A Residual Deep Learning Method for Accurate and Efficient Recognition of Gym Exercise Activities Using Electromyography and IMU Sensors

Abstract

The accurate and efficient recognition of gym workout activities using wearable sensors holds significant implications for assessing fitness levels, tailoring personalized training regimens, and overseeing rehabilitation progress. This study introduces CNN-ResBiGRU, a novel deep learning architecture that amalgamates residual and hybrid methodologies, aiming to precisely categorize gym exercises based on multimodal sensor data. The primary goal of this model is to effectively identify various gym workouts by integrating convolutional neural networks, residual connections, and bidirectional gated recurrent units. Raw electromyography and inertial measurement unit data collected from wearable sensors worn by individuals during strength training and gym sessions serve as inputs for the CNN-ResBiGRU model.
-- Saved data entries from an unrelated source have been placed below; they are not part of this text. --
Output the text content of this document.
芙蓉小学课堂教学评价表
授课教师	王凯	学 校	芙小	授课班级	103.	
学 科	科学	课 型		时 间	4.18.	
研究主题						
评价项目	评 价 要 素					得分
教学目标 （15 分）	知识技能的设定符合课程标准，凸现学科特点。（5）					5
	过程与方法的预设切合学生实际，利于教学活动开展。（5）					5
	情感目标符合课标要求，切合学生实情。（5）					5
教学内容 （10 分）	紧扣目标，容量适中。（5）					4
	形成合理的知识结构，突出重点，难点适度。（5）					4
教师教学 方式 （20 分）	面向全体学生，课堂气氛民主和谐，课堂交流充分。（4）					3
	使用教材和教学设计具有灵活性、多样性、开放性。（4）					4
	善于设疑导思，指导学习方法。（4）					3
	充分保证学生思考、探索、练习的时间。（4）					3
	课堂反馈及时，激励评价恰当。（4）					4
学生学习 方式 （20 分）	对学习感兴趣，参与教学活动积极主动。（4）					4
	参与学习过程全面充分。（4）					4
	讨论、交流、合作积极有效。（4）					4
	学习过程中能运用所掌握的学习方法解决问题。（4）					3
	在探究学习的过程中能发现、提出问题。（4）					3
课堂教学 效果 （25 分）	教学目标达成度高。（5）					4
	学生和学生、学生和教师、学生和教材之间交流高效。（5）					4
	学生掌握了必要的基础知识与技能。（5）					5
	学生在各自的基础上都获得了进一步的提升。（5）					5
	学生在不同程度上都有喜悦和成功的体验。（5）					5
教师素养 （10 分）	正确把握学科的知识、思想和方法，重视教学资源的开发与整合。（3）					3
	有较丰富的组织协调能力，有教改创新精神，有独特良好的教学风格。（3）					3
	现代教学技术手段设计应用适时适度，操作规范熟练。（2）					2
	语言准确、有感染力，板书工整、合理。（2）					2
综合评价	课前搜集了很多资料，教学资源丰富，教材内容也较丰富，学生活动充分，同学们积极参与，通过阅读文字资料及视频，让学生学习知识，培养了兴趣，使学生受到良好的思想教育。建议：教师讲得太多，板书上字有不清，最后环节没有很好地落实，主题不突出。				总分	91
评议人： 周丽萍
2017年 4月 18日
Initially, convolutional neural network layers are employed to extract unique features in both temporal and spatial dimensions, capturing localized patterns within the sensor outputs. Subsequently, the extracted features are fed into the ResBiGRU component, leveraging residual connections and bidirectional processing to capture the exercise activities’ long-term temporal dependencies and contextual information. The performance of the proposed model is evaluated using the Myogym dataset, comprising data from 10 participants engaged in 30 distinct gym activities. The model achieves a classification accuracy of 97.29% and an F1-score of 92.68%. Ablation studies confirm the effectiveness of the convolutional neural network and ResBiGRU components. The proposed hybrid model uses wearable multimodal sensor data to accurately and efficiently recognize gym exercise activity.